"I count myself one of the number of those who write as they learn and learn as they write." ~St. Augustine

Sunday, June 17, 2012

He has fathered me well


My husband has "fathered" me well.

I have said this for years and it often creeps people out a bit.  It sounds weird to them, I guess.

It isn't weird.  It is true.  And, beautiful.

Yes, my husband is my lover, my soul mate and my very best friend, to be sure.  But, he has also fathered me very well through the years.

I deeply love my natural father.  He is a good man.  And, from all I am told, in the very earliest days of my life, he was a loving father.  But, I don't remember those early days.  I wish I did.  I just don't.  As a child-of-divorce, "father" became a confusing and muddled word for me at an early age.  A dark place.

Experts now say that, to a child's psyche, divorce is similar to unexpected and sudden death.  (Source:  The Unexpected Legacy of Divorce by Lewis, Blakeslee, and Wallerstein)  Psychologically speaking, for the child, their father and mother die at the same time somewhere deep within.  In a child's heart, foundations break and something rips and tears within.
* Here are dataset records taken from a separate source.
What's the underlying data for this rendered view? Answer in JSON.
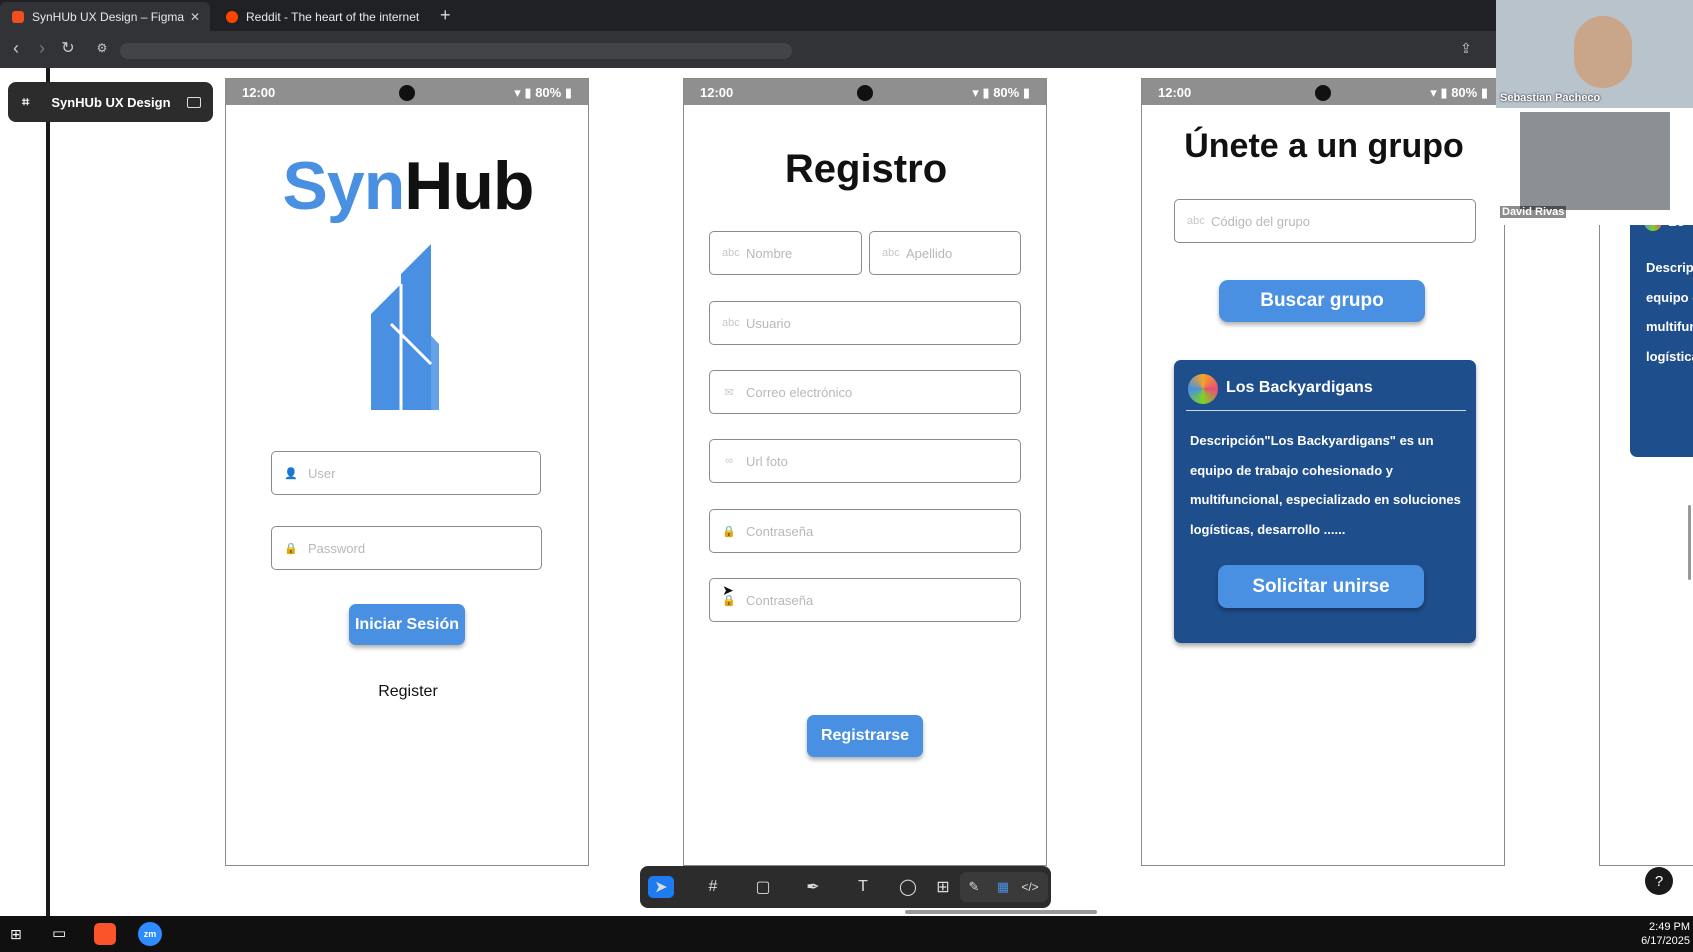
{
  "browser": {
    "tabs": [
      {
        "label": "SynHUb UX Design – Figma",
        "active": true
      },
      {
        "label": "Reddit - The heart of the internet",
        "active": false
      }
    ],
    "new_tab": "+"
  },
  "figma": {
    "file_name": "SynHUb UX Design"
  },
  "status_bar": {
    "time": "12:00",
    "battery": "80%"
  },
  "login_screen": {
    "logo_syn": "Syn",
    "logo_hub": "Hub",
    "user_placeholder": "User",
    "password_placeholder": "Password",
    "login_button": "Iniciar Sesión",
    "register_link": "Register"
  },
  "register_screen": {
    "title": "Registro",
    "fields": [
      "Nombre",
      "Apellido",
      "Usuario",
      "Correo electrónico",
      "Url foto",
      "Contraseña",
      "Contraseña"
    ],
    "submit_button": "Registrarse"
  },
  "group_screen": {
    "title": "Únete a un grupo",
    "code_placeholder": "Código del grupo",
    "search_button": "Buscar grupo",
    "card": {
      "name": "Los Backyardigans",
      "description_lines": [
        "Descripción\"Los Backyardigans\" es un",
        "equipo de trabajo cohesionado y",
        "multifuncional, especializado en soluciones",
        "logísticas, desarrollo ......"
      ],
      "join_button": "Solicitar unirse"
    }
  },
  "partial_screen": {
    "heading_fragment": "Lo",
    "lines": [
      "Descrip",
      "equipo c",
      "multifun",
      "logística"
    ]
  },
  "video_call": {
    "participants": [
      "Sebastian Pacheco",
      "David Rivas"
    ]
  },
  "taskbar": {
    "time": "2:49 PM",
    "date": "6/17/2025"
  },
  "help": "?",
  "colors": {
    "accent": "#4a90e2",
    "card_bg": "#1f4e8c",
    "logo_hub": "#111111"
  }
}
Even if I am simply a case-study-of-one-- for me this was true.  Something deep did break.  "Father" was a sad place in my heart.  A broken place--- "father" was a place of pain and wounding.   Early in my life the word "Daddy" was a word that brought tears, longing, and an ache.

Healing began for me when I first began to understand the love of my Heavenly Father in my teen years.  But, deep-seated healing began when I was loved by my husband.  God used this man, my man, to show me something tender, something real and something wide:  Love.


I remember feeling quite justified in this "theory" when reading Cloud and Townsend's excellent book,  "The Mom Factor".  In their expertise, they suggest that God has given us the ability to find deep healing in the love and care of others around us.  We can find new "mothers" and new "fathers" all around us.   From our friends, our co-workers, our pastors and our spouses we can let ourselves be "re-parented".  This is the beauty of how God ordained community and human-to-human fellowship!

Father God wants us to know His massive love for each of us... and He gives us opportunities all around to experience and know that love.


My husband has loved me so well through the years.  It is hard for me to express with words.   I actually find myself sitting here unable to express how deep, how wide and how long is the love my husband has showered on me.

And, then, we had kids...




Through the years, I have watched him love and father them!  Oh! What a healing balm for my soul!    He held each one so carefully and so tenderly through the years.  He has loved them with a fierce and passionate love---a protecting love.  He has given of himself time-and-time again, serving and serving until exhausted.  He has disciplined and taught.  He has comforted and caressed.  He has played with them and danced with them and created with them.  The list is endless.

My husband has indeed fathered me well.  And, he has fathered his children well.

And, my Heavenly Father whispers deep into my healing soul, "Watch, Stephanie!  Look.  Hear, my daughter, THIS is love!  This is just a taste--a glimpse-- of My love for you!"